Un poème par Thich Nhat Hanh
S'il vous plaît, appelez-moi par mes vrais noms.
Ne dites pas que je partirai demain...
aujourd'hui encore, j'arrive.
Regardez profondément : chaque seconde j'arrive
comme un bourgeon sur une branche de printemps,
comme un petit oiseau, aux ailes encore fragiles,
apprenant à chanter dans mon nouveau nid,
comme une chenille dans le coeur d'une fleur,
comme un joyau qui se cache dans une pierre.
J'arrive encore, pour rire et pleurer,
pour avoir peur et espérer.
Le rythme de mon cœur est la naissance et la mort
de tout ce qui est vivant.
Je suis l'éphémère qui se métamorphose
à la surface de la rivière.
Et je suis l'oiseau
qui s'envole pour avaler l'éphémère.
Je suis la grenouille qui nage joyeusement
dans l'eau claire d'un étang.
Et je suis la couleuvre
qui se nourrit silencieusement de la grenouille.
Je suis l'enfant en Ouganda, avec seulement la peau et les os,
mes jambes sont aussi fines que des bâtons de bambou.
Et je suis le marchand d'armes,
qui vend des armes meurtrières à l’Ouganda.
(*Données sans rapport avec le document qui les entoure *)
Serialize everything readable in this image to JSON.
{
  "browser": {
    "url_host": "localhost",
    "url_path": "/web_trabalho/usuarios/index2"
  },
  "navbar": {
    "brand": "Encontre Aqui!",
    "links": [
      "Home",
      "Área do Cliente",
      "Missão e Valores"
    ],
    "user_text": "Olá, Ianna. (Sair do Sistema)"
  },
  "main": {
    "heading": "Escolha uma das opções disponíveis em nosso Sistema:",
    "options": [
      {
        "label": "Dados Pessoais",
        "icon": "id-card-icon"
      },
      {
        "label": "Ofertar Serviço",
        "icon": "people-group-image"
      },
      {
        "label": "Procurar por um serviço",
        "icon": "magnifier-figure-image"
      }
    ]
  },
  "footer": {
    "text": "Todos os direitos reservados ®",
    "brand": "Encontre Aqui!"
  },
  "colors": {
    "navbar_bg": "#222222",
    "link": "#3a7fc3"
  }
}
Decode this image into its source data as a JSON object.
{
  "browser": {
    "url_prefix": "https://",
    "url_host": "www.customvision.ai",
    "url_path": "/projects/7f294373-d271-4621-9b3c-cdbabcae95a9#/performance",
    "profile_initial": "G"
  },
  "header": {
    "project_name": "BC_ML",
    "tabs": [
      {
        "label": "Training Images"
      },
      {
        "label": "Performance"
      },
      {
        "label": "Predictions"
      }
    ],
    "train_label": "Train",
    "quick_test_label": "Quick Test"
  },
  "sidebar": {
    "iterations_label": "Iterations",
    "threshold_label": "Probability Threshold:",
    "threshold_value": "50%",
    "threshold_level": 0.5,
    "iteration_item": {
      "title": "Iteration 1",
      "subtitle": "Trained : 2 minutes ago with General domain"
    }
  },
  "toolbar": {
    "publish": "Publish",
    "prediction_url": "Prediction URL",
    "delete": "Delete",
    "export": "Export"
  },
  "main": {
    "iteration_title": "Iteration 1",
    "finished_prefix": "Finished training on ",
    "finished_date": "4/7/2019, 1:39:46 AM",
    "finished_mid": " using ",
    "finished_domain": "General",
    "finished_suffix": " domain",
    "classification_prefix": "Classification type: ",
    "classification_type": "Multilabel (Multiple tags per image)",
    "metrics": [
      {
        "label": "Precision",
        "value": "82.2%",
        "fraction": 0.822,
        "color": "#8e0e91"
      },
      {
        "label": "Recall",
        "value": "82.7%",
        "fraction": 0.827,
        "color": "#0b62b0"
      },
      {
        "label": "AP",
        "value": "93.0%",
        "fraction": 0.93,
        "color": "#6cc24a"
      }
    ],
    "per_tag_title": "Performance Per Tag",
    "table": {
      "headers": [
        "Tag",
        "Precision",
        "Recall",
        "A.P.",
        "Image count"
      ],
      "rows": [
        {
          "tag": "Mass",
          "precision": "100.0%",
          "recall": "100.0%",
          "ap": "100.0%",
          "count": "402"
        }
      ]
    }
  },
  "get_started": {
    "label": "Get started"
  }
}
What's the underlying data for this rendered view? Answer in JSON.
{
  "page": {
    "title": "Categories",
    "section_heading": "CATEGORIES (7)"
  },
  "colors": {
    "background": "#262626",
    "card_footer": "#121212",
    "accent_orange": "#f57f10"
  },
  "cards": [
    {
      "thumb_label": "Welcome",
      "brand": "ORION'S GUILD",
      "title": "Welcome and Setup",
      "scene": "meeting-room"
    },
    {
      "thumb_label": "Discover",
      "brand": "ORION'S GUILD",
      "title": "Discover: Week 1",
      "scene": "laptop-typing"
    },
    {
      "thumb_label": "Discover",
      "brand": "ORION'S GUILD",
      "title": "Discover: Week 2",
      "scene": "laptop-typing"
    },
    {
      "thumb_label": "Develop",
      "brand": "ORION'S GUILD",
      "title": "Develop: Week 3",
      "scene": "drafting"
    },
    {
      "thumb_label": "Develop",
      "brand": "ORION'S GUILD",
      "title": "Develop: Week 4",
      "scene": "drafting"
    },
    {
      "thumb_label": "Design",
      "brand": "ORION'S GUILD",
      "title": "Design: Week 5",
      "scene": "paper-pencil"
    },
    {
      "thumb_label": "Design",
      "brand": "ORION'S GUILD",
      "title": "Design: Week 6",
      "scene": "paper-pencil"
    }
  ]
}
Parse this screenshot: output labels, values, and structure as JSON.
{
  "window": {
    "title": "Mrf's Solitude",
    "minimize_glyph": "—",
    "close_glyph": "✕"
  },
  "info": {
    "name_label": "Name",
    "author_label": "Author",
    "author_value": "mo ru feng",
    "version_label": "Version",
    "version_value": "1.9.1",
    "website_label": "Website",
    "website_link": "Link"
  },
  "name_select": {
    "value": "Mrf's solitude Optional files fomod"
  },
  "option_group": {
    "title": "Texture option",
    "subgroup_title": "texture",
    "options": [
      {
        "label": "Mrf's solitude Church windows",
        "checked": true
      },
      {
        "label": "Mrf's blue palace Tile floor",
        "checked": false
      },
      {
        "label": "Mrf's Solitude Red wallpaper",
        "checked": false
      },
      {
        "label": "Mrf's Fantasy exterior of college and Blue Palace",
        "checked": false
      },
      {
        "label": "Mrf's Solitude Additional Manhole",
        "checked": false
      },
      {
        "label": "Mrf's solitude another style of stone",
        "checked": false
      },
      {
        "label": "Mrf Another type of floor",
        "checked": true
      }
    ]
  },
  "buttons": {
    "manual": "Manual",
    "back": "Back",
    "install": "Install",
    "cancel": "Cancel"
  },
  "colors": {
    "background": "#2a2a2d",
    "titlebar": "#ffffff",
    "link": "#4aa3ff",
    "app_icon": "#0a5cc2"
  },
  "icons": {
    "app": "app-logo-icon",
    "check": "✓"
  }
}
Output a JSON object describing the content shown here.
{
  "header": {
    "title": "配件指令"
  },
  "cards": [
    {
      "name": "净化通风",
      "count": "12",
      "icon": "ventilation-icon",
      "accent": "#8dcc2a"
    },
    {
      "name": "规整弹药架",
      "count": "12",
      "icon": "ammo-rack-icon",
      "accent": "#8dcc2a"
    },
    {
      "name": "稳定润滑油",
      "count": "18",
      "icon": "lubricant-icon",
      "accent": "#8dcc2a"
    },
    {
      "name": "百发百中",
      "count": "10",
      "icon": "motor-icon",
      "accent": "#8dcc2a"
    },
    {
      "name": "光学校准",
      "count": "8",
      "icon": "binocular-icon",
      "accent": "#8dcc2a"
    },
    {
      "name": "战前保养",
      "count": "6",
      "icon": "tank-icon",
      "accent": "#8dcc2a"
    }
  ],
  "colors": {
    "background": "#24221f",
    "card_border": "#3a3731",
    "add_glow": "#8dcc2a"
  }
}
Je suis la fille de douze ans,
une réfugiée dans un petit bateau,
qui se jette dans l'océan
après avoir été violée par un pirate des mers.
Et je suis le pirate,
mon cœur n'est pas encore capable
de voir et d'aimer.
Je suis un membre du Politburo,
avec beaucoup de pouvoir entre mes mains.
Et je suis l'homme qui doit payer
sa "dette de sang" envers son peuple
et mourir lentement dans un camp de travaux forcés.
Ma joie est comme le printemps, si chaude
qu'elle fait éclore des fleurs partout sur la Terre.
Ma douleur est comme une rivière de larmes,
si vaste qu'elle remplit les quatre océans.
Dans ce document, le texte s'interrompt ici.